Geetanjali Gandhe: Tea Ceremony Lessons

For my CIP I took tea ceremony, or sadou, lessons with Fujimura Sensei. The KCJS office introduced us to Fujimura Sensei and it seems like KCJS has a long relationship with her. While normally the study of sadou takes decades and is a very lengthy process, since we only had one semester Fujimura sensei customized the lessons for us so that we were able to end by being able to perform the tea ceremonies, or the obon-temae. The tea room is a little out of the way in Takagamine, but the environment is absolutely stunning and so the commute is worth it. The tea room is situated right over a river in a silent forest, so you can hear the sound of the water while in the tea room. Sensei is an extremely elegant woman who is also one of the most precious and sweetest people I have ever met. She even made a bento for us on two occasions, for the Doll Festival and cherry blossom viewing, and of course we got to enjoy the most exquisite wagashi, or seasonal Japanese confectionary every class. The thing that was the most meaningful for me was that in every lesson sensei would also make a point to talk about how to use the philosophy that sadou teaches us and incorporate it into our busy, stressful everyday lives.

The tea ceremony is much more than just the consumption of high-quality matcha and wagashi.
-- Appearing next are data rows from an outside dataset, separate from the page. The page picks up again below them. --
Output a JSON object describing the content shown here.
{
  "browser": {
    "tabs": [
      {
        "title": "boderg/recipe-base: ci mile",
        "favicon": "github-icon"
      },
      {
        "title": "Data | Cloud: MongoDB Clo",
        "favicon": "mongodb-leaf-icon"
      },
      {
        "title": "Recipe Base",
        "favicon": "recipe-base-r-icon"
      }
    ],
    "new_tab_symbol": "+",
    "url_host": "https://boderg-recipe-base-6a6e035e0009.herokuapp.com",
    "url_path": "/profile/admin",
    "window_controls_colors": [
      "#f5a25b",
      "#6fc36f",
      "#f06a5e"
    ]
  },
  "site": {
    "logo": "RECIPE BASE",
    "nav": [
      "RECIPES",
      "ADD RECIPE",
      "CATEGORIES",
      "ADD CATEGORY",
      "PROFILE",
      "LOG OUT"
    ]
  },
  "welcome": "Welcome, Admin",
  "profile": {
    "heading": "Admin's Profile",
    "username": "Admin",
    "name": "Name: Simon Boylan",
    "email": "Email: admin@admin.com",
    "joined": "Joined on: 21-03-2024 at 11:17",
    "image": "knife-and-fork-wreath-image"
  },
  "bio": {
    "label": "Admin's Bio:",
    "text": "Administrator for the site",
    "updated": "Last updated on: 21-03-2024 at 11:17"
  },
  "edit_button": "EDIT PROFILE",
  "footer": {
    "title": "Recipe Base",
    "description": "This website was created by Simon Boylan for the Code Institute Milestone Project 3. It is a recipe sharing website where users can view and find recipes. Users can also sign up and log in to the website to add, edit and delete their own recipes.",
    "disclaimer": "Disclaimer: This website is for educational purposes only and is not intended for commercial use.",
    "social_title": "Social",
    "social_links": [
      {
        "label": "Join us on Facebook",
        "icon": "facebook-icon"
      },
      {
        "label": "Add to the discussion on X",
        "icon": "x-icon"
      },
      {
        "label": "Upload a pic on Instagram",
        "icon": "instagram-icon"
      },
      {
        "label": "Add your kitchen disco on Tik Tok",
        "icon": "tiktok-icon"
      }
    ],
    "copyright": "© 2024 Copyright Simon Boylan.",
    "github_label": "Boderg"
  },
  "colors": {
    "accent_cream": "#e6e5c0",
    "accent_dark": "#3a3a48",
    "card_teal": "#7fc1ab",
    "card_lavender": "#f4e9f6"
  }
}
The actions performed in the tea room and during the tea ceremony are an allegory for a life well-lived; a life full of humility, simplicity, respect for others, and being in tune with the rhythms of nature. These values are also, not incidentally, the most quintessential of Japanese values. In the tea room, every movement is measured; every moment is treated as a blessing. Therefore, to understand tea in the Japanese context is to come to understand the most fundamental Japanese values.

So if you’re looking to get an authentic cultural experience, I would highly recommend doing sadou lessons. If our sensei continues to teach exchange students, I would dare say that there’s no better experience that you can have in Kyoto; everything was just perfect. I hope to continue practicing even when I return home. Sensei even contacted a shop she knows so that we can pick up all the tea ceremony tools needed before returning.